French President Emmanuel Macron, centre, and now former French Foreign Affairs Minister Jean-Yves Le Drian, left, visit the troops of France''s Barkhane operation in Africa''s Sahel region in Gao, northern Mali, [File: Christophe Petit Tesson/Pool/Reuters]

French officials are heading to Niger to redefine the country’s strategy to fight armed groups in the Sahel as its troops complete a withdrawal from Mali and concerns mount over the growing threat to coastal West African states.

Coups in Mali, Chad and Burkina Faso against pro-Parisian leaders have weakened France’s alliances in its former colonies. This has also emboldened armed groups who control large swathes of desert and scrubland and opened the door to greater Russian influence.

Concerns are growing that the exit of 2,400 French troops from Mali – the birthplace of violence in the Sahel region and stronghold of al-Qaeda and ISIL (ISIS) affiliates – will aggravate violence, destabilise neighbours and spur migration.

With the withdrawal expected to be completed around mid-year, France’s new foreign minister, Catherine Colonna, and Defence Minister Sebastien Lecornu arrive in Niger on Friday to seal a regional redeployment.

Niger will now become the hub for French troops, with some 1,000 soldiers based in the capital Niamey with fighter jets, drones and helicopters.

Some 300-400 would be dispatched for special operations with Nigerien troops in the border regions with Burkina and Mali, French officials told reporters in a briefing.

Another 700-1,000 would be based in Chad with an undisclosed number of special forces operating elsewhere in the region.

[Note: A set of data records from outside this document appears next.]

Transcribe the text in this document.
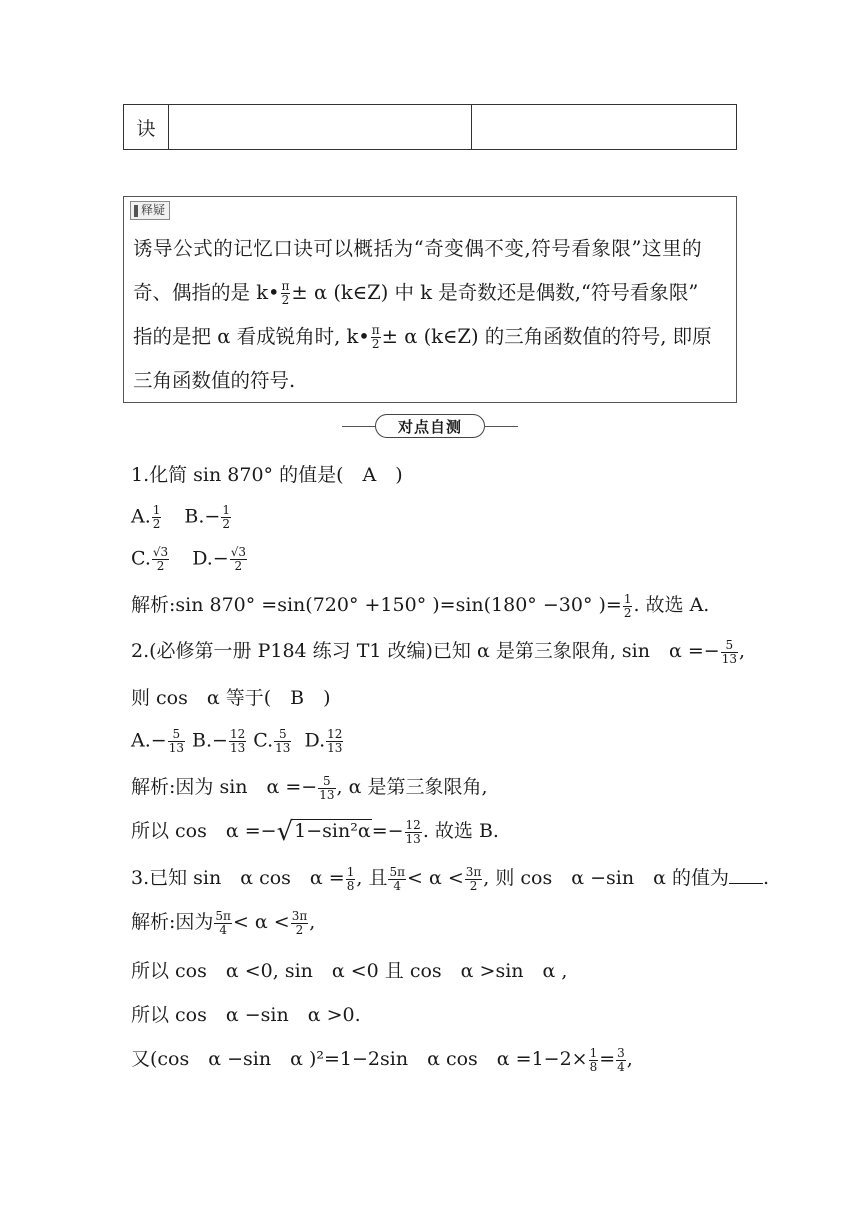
诀
释疑
诱导公式的记忆口诀可以概括为“奇变偶不变,符号看象限”这里的
奇、偶指的是 k• $\frac{\pi}{2} \pm \alpha$ (k∈Z) 中 k 是奇数还是偶数,“符号看象限”
指的是把 α 看成锐角时, k• $\frac{\pi}{2} \pm \alpha$ (k∈Z) 的三角函数值的符号, 即原
三角函数值的符号.
对点自测
1.化简 sin 870° 的值是(　A　)
A. $\frac{1}{2} B.- \frac{1}{2}$
C. $\frac{√3}{2} D.- \frac{√3}{2}$
解析:sin 870° =sin(720° +150° )=sin(180° −30° )= $\frac{1}{2}$ . 故选 A.
2.(必修第一册 P184 练习 T1 改编)已知 α 是第三象限角, sin　$\alpha =- \frac{5}{13}$ ,
则 cos　α 等于(　B　)
$A.- \frac{5}{13} B.- \frac{12}{13} C$. $\frac{5}{13} D$. $\frac{12}{13}$
解析:因为 sin　$\alpha =- \frac{5}{13}$ , α 是第三象限角,
所以 cos　$\alpha =-√1-\sin^2\alpha=- \frac{12}{13}$ . 故选 B.
3.已知 sin　α cos　$\alpha = \frac{1}{8}$ , 且 $\frac{5\pi}{4} < \alpha < \frac{3\pi}{2}$ , 则 cos　α −sin　α 的值为 .
解析:因为 $\frac{5\pi}{4} < \alpha < \frac{3\pi}{2}$ ,
所以 cos　α <0, sin　α <0 且 cos　α >sin　α ,
所以 cos　α −sin　α >0.
又(cos　α −sin　α )²=1−2sin　α cos　$\alpha =1-2\times \frac{1}{8} = \frac{3}{4}$ ,
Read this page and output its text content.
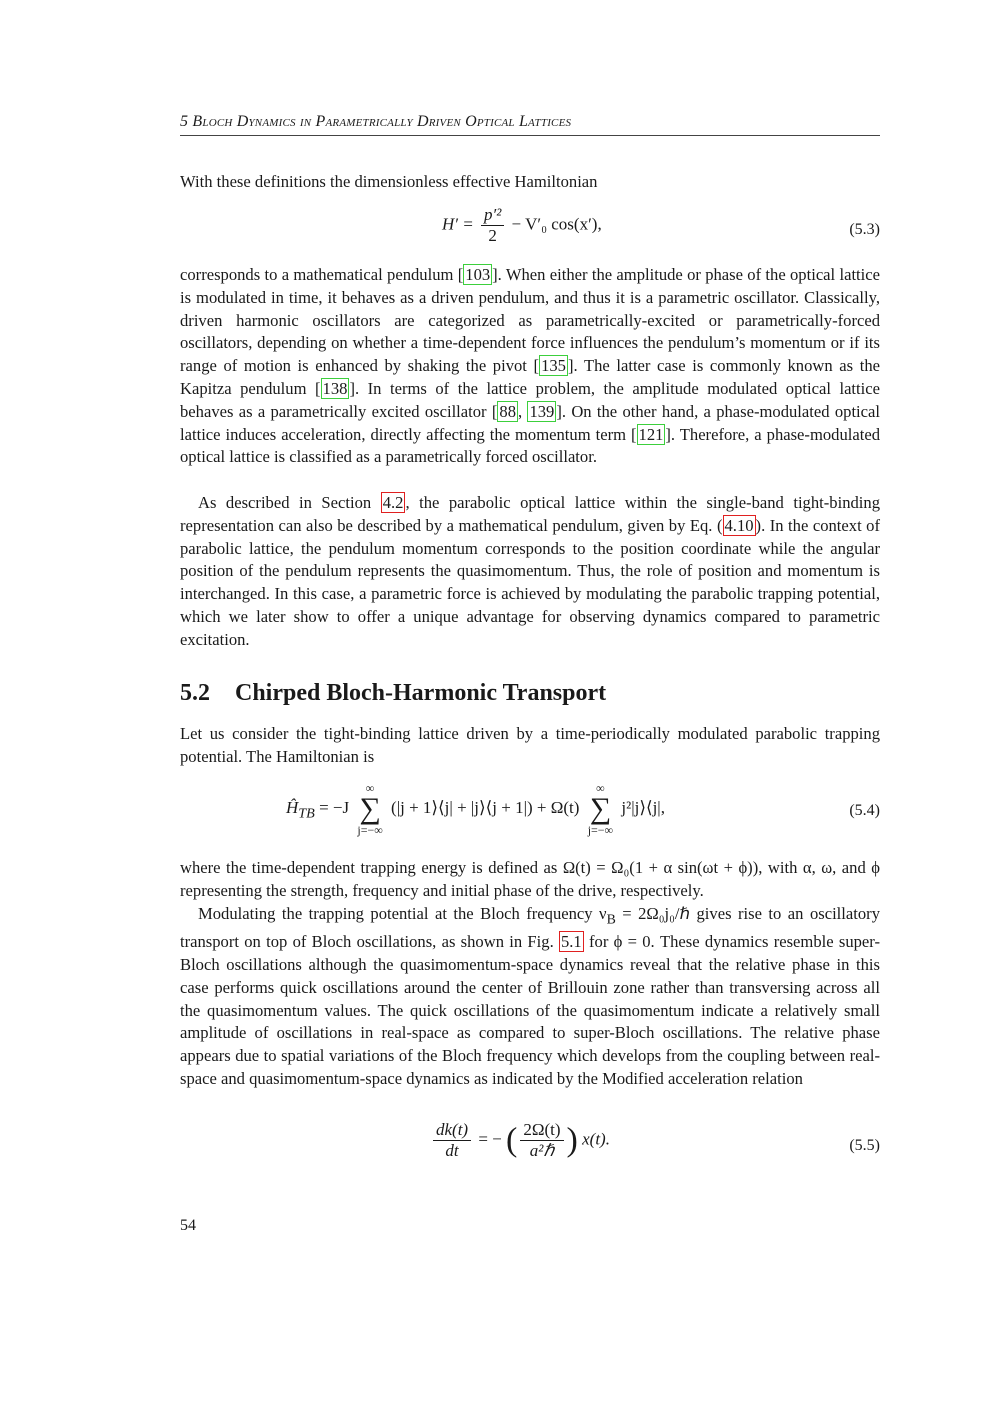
5 Bloch Dynamics in Parametrically Driven Optical Lattices
With these definitions the dimensionless effective Hamiltonian
$H' = \frac{\text{p′²}}{2} - V'_0$ cos(x′),	(5.3)
corresponds to a mathematical pendulum [ 103 ]. When either the amplitude or phase of the optical lattice is modulated in time, it behaves as a driven pendulum, and thus it is a parametric oscillator. Classically, driven harmonic oscillators are categorized as parametrically-excited or parametrically-forced oscillators, depending on whether a time-dependent force influences the pendulum’s momentum or if its range of motion is enhanced by shaking the pivot [ 135 ]. The latter case is commonly known as the Kapitza pendulum [ 138 ]. In terms of the lattice problem, the amplitude modulated optical lattice behaves as a parametrically excited oscillator [ 88 , 139 ]. On the other hand, a phase-modulated optical lattice induces acceleration, directly affecting the momentum term [ 121 ]. Therefore, a phase-modulated optical lattice is classified as a parametrically forced oscillator.
As described in Section 4.2 , the parabolic optical lattice within the single-band tight-binding representation can also be described by a mathematical pendulum, given by Eq. ( 4.10 ). In the context of parabolic lattice, the pendulum momentum corresponds to the position coordinate while the angular position of the pendulum represents the quasimomentum. Thus, the role of position and momentum is interchanged. In this case, a parametric force is achieved by modulating the parabolic trapping potential, which we later show to offer a unique advantage for observing dynamics compared to parametric excitation.
5.2 Chirped Bloch-Harmonic Transport
Let us consider the tight-binding lattice driven by a time-periodically modulated parabolic trapping potential. The Hamiltonian is
$Ĥ_{TB} = -J$
∞
∑
j=−∞
(|j + 1⟩⟨j| + |j⟩⟨j + 1|) + Ω(t)
∞
∑
j=−∞
j²|j⟩⟨j|,	(5.4)
where the time-dependent trapping energy is defined as Ω(t) = Ω₀(1 + α sin(ωt + ϕ)), with α, ω, and ϕ representing the strength, frequency and initial phase of the drive, respectively.
Modulating the trapping potential at the Bloch frequency $\nu_B$ = 2Ω₀j₀/ℏ gives rise to an oscillatory transport on top of Bloch oscillations, as shown in Fig. 5.1 for ϕ = 0. These dynamics resemble super-Bloch oscillations although the quasimomentum-space dynamics reveal that the relative phase in this case performs quick oscillations around the center of Brillouin zone rather than transversing across all the quasimomentum values. The quick oscillations of the quasimomentum indicate a relatively small amplitude of oscillations in real-space as compared to super-Bloch oscillations. The relative phase appears due to spatial variations of the Bloch frequency which develops from the coupling between real-space and quasimomentum-space dynamics as indicated by the Modified acceleration relation
$\frac{dk(t)}{dt}$ = − ( $\frac{2\Omega(t)}{\text{a²ℏ}}$ ) x(t).	(5.5)
54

French troops will no longer carry out missions or pursue fighters into Mali once the exit is complete, the officials said.

“Beyond Mali, the democratic decline in West Africa is extremely worrying with successive putsches in Mali twice, in Guinea in September 2021, in Burkina Faso in January of this year,” Colonna told a parliamentary hearing on Tuesday. “France will nevertheless continue despite these events, this withdrawal from Mali, to help West African armies fight against terrorist groups.”

“We are currently consulting with our concerned partners to define with them, according to their requests and their needs, the nature of the support that we can provide them.”

A French diplomatic source said the aim was to present a new strategy to President Emmanuel Macron in September.

French officials said the onus would henceforth be on regional countries to lead on security, while also focusing more on development, good governance and education. The ministers would announce 50 million euros ($50.4m) in aid to enhance the electricity network in Niger, as well as budgetary support.

A key area of concern was how and whether French and European troops will also support countries in the coastal Gulf of Guinea nations, such Benin, Togo and Ivory Coast, where there is an increase in attacks.

French officials said that at this stage there had been no formal request for further military assistance. Some European countries had shown an interest in continuing regional operations post Mali, the officials said.

Lecornu will travel to Ivory Coast, which also hosts French troops, on Saturday, while Macron is likely to travel to Benin at the end of July, Colonna said.